Ticker

6/recent/ticker-posts

KETIKA AIR MENJADI BARANG PALING BERHARGA


Oleh : Anggie Rega Premesty, 2310711011, Jurusan Ilmu Sejarah, Fakultas Ilmu Budaya, Universitas Andalas anggierega05@gmail.com



Padang dikenal sebagai kota yang hidup berdampingan dengan air. Laut membentang di satu sisi, sungai mengalir di berbagai penjuru, hujan turun dengan intensitas yang tak jarang tinggi. Dalam bayangan itu, air seharusnya tidak pernah menjadi sesuatu yang langka. Namun beberapa hari setelah banjir dan longsor melanda, justru air bersih berubah menjadi kebutuhan paling sulit dijangkau oleh sebagian warganya.

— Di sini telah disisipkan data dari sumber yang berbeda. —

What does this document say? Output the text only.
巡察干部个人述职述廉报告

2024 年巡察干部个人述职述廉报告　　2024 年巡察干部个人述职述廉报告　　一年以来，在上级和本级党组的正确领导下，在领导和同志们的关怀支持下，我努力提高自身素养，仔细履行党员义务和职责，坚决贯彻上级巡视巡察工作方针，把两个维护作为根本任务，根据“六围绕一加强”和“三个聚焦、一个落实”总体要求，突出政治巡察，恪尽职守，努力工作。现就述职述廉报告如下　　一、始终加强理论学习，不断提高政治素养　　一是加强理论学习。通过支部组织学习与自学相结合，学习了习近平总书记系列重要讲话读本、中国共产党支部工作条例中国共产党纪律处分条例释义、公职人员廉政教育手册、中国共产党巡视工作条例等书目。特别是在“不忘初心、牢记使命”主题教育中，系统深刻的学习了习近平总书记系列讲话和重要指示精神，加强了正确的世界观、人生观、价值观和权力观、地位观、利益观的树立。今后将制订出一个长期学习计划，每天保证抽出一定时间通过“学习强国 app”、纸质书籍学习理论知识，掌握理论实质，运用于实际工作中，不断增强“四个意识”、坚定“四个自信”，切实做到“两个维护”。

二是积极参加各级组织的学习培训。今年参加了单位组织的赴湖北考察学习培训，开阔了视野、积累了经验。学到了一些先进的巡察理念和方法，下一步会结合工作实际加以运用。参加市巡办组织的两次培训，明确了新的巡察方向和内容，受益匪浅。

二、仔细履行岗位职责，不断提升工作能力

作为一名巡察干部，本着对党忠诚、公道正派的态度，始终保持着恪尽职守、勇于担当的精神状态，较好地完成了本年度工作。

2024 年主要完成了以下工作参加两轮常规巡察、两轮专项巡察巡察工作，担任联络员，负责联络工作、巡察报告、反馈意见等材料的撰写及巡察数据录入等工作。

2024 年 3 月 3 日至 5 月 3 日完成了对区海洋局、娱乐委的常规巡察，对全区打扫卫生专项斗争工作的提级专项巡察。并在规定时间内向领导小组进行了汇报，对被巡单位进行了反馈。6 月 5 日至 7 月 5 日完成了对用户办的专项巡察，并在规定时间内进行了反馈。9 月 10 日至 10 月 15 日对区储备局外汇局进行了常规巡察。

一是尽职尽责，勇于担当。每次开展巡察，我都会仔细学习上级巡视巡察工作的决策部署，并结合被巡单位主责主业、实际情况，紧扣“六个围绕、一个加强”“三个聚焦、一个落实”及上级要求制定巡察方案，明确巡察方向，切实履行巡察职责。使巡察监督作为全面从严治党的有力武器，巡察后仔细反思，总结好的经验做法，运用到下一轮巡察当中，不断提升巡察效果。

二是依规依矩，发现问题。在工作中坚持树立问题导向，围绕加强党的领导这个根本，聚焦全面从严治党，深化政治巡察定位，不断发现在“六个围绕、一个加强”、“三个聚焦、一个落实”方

Di Batang Kabung, Kecamatan Koto Tangah, kehidupan berjalan dengan ritme yang berbeda. Keran-keran rumah tinggal dalam keadaan sunyi. Tidak ada bunyi air yang biasa terdengar di pagi hari. Ember-ember diletakkan di sudut dapur dan kamar mandi, kosong, menunggu sesuatu yang tak kunjung datang. Rutinitas harian yang selama ini berlangsung tanpa pikir panjang mendadak harus dihitung, dijadwalkan, bahkan ditunda.

Banjir memang telah surut. Tanah longsor tidak lagi bergerak. Jalanan kembali dilalui kendaraan, aktivitas perlahan terlihat normal. Namun dampaknya tidak ikut pergi bersama genangan. Layanan air bersih belum kembali pulih sepenuhnya, meninggalkan warga dalam kondisi serba terbatas. Di titik ini, waktu terasa berjalan lebih lambat, sementara kebutuhan justru semakin mendesak.

Air tidak lagi diperlakukan sebagai sesuatu yang mengalir bebas. Ia disimpan, dijaga, dan digunakan dengan kehati-hatian yang nyaris berlebihan. Setiap liter memiliki arti. Setiap tetes menentukan apakah hari bisa dijalani dengan sedikit lebih layak. Ada keluarga yang menunda mandi hingga malam, ada yang mencuci pakaian secara bergantian, ada pula yang memasak dengan sisa air yang disisihkan sejak pagi.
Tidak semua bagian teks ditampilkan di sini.